If she could give them all away,
then the words may
 have a life of their own
spiraling past chimney smoke
And gabled roofs to travel
to stuffy and cold sitting rooms
in far-away places,
each syllable finding a path
that will secure its own immortality
and flaunt  contempt
for those who hear the whispers
of the wind and mistake it for
their own voice.

Monday, February 22, 2010

reprieve

A slight reprieve...the house I'm moving into is not ready so I have an extra two weeks. I'll do it right this time...I won't panic...take it easy...easy as pie!

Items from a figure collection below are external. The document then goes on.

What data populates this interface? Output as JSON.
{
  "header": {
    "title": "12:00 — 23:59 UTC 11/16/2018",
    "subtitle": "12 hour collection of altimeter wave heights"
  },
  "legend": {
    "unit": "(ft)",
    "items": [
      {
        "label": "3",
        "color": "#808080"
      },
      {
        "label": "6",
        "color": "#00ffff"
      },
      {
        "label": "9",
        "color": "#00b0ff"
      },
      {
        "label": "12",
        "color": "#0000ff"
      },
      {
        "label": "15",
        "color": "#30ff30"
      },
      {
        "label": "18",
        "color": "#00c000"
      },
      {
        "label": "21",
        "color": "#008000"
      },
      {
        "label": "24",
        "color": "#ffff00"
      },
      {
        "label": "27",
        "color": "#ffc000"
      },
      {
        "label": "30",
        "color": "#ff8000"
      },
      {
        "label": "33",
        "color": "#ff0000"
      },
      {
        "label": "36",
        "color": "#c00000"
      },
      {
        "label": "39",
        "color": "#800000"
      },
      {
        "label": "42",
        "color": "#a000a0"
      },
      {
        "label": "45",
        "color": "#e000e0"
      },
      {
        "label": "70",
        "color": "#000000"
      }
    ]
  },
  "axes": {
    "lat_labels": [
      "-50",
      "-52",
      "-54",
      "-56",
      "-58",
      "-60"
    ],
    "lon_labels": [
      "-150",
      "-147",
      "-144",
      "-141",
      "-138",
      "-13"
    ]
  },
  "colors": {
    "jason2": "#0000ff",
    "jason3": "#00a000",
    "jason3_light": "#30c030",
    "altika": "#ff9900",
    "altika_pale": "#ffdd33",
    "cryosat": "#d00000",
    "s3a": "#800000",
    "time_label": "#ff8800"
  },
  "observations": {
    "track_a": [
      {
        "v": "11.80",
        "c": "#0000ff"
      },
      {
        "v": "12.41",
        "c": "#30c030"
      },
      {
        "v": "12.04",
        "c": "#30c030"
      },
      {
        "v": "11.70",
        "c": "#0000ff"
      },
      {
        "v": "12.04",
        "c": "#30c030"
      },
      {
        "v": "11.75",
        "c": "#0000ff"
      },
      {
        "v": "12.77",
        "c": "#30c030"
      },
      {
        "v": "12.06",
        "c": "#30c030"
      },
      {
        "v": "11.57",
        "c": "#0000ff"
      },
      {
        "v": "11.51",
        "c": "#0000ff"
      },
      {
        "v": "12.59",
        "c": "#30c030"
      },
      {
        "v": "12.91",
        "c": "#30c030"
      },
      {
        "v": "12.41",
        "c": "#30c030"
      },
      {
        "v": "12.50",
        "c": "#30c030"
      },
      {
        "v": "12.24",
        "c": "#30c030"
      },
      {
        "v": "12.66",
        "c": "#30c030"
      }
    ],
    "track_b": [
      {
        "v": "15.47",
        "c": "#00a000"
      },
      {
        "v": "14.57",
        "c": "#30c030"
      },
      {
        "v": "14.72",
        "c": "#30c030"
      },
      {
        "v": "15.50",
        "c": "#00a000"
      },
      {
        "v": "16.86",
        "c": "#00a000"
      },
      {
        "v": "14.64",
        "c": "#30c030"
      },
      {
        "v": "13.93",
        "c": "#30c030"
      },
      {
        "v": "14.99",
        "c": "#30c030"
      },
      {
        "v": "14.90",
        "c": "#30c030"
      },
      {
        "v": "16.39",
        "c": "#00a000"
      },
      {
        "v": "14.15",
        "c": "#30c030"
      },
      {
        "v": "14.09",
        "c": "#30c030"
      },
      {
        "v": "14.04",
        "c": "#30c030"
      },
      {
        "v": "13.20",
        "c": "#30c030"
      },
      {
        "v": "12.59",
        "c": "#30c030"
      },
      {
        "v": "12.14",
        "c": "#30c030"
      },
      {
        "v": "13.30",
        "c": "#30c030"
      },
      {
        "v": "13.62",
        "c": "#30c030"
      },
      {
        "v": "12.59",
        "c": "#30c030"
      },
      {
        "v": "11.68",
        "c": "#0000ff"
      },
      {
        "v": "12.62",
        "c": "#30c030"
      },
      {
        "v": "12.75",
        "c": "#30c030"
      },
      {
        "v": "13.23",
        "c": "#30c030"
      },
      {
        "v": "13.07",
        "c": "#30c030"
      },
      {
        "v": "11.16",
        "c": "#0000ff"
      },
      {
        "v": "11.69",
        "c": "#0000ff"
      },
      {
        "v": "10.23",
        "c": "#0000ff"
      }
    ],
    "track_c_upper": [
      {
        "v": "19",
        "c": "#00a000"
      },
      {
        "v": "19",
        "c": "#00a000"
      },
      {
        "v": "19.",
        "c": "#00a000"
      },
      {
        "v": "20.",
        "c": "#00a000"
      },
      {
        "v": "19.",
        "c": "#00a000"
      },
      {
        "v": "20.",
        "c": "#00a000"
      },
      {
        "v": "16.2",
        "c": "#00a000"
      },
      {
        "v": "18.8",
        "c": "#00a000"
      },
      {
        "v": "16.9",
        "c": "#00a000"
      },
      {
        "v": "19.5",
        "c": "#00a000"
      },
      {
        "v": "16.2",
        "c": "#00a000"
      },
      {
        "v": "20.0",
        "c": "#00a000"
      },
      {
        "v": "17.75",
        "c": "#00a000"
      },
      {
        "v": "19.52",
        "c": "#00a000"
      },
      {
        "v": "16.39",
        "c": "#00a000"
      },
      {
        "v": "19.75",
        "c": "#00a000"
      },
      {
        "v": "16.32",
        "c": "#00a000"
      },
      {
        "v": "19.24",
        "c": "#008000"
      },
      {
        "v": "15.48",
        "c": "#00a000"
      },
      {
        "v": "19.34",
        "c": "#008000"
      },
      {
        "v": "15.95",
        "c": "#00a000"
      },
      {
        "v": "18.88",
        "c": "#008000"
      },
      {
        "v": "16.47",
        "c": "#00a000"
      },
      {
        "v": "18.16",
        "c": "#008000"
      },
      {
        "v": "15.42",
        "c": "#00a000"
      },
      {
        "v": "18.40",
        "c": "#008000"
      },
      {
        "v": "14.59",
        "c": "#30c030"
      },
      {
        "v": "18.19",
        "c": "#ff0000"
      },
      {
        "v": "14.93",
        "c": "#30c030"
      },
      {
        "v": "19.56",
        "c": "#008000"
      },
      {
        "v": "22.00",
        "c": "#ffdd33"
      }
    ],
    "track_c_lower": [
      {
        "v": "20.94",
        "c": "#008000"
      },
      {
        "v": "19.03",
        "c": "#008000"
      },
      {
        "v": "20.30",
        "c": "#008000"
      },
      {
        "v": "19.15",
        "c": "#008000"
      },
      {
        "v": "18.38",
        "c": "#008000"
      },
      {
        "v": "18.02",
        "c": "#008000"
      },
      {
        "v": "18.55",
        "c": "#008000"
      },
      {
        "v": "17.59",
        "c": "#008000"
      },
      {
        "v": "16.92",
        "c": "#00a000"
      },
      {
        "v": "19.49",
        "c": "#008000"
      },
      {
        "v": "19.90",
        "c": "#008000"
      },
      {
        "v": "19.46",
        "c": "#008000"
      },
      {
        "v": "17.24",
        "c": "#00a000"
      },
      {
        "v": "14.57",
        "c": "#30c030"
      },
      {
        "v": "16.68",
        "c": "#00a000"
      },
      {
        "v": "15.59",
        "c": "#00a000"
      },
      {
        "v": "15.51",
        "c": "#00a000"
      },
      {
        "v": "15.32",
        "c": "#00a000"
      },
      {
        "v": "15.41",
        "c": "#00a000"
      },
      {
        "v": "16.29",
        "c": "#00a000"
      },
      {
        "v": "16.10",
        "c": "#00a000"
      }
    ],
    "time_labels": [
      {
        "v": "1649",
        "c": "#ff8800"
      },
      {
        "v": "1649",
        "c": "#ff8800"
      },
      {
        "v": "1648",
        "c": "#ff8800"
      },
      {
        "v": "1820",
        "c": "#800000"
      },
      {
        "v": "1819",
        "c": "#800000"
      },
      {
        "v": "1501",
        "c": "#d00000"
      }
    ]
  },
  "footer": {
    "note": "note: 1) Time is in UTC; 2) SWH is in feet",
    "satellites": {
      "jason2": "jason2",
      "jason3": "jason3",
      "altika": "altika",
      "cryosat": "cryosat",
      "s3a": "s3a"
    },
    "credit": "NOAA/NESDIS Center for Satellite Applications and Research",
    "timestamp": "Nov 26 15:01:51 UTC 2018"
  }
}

Thursday, February 18, 2010

fallen or just sleeping?

 
"I said, tell me brave captain
Why are the wicked so strong
How do the Angels get to sleep
When the Devil leaves the porch light on?"  ~Tom Waits


Tuesday, February 16, 2010

the grass is always greener...

...or so they say. I am putting my hopes on that idiom. It's not just the move, it's all the other things in my life that seem to be crowding in right now. I'm drowning...
"When you're drowning, you don't say, 'I would be incredibly pleased if someone would have the foresight to notice me drowning and come and help me,' you just scream."  -John Lennon

I'm not the screaming type but don't think it hasn't crossed my mind a time or two...







Monday, February 15, 2010

another fine mess..

 
I don't do well with moving, and packing, and change
today I packed one half a box then ran away
to do something else. But they canceled school tomorrow 
due to inclement weather so now I'll work twice
as hard tomorrow to make up for my lollygagging today.

I was going to write about it all...I thought that might be cathartic
but it just feels like one more thing I have to do...
so instead here's a picture of the inside of my head!




Saturday, February 6, 2010

moving on...



I'm moving soon. No not here but moving to a delightful little house in an older neighborhood close to the school where I teach. I think I'm going to be very happy in this house but the move itself is a tad overwhelming. But as moves usually go, I will wait until the last minute and then panic and start throwing things in boxes and somehow it will all work out.  I promised myself I would start early and be really organized this time but I don't think that's going to happen. Life tends to get in the way and I procrastinate and make excuses. I should at least make a list, isn't that what people do when they are getting ready to move? Even making a list seems overwhelming at the moment. 

Still...once I get moved there will be sunbeams and bluebirds...I just know it!